Tougher gun laws may help, but only to an extent. Would mass murderers, who seem to be in the news every other week, think twice about killing if they couldn’t use a gun? Sure, absolutely. According to Mother Jones, which tracks mass killings, more than 75 percent of the 142 guns used in mass killings were obtained legally. But tougher access to guns likely won’t stop homicidal persons from killing. It would only curtail for some time the desire to take the life of another.

And that’s the issue. The problem isn’t access to guns; it’s the desire to shoot someone and use the gun on one’s self.

I’m not a gun guy, but I’m also not an anti-gun guy. I don’t hunt, but it doesn’t bother me that some people do. I believe the Second Amendment does offer the right for citizens to protect themselves; however, it’s a pretty tough argument to try to defend the right for citizens to bear military-grade weapons.

Still, the greater, underlying issue is the culture of violence we embrace.

Obama said as much at a news conference Dec. 19, just days after the shooting, when he noted that authorities must work to make "access to mental health care at least as easy as access to a gun," and the country needs to tackle a "culture that all too often glorifies guns and violence."

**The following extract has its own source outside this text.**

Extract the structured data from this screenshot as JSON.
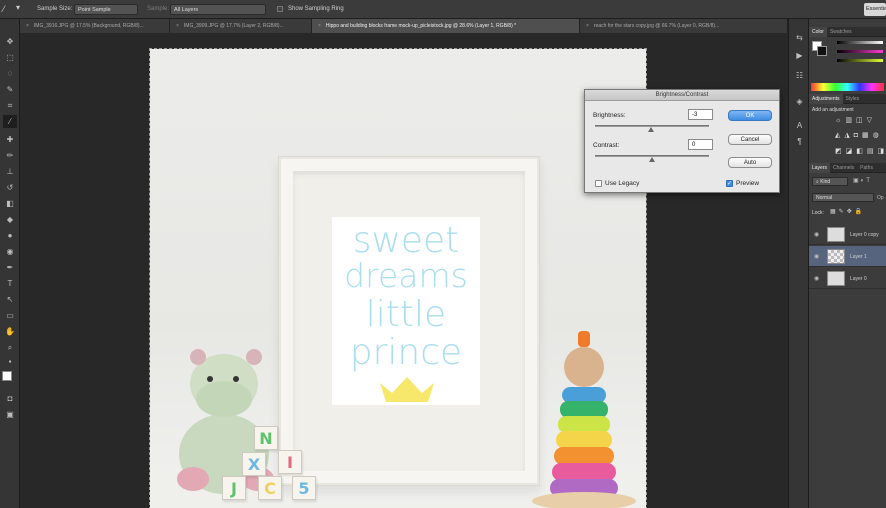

I have a friend who’s a teacher and she was horrified to hear that a parent had in the wake of the Connecticut shootings told their child that if someone starts shooting, to get beneath their desk. The idea that a parent might talk about something so grim and disturbing to a child barely old enough to go to school was jarring. I agreed. A good parent will tell you, however, that children with no boundaries will make up their own, and that’s generally not a good thing. 

At some point, we need to let our children know that guns, knives and fists are not the way to solve our problems. First, we have to convince ourselves.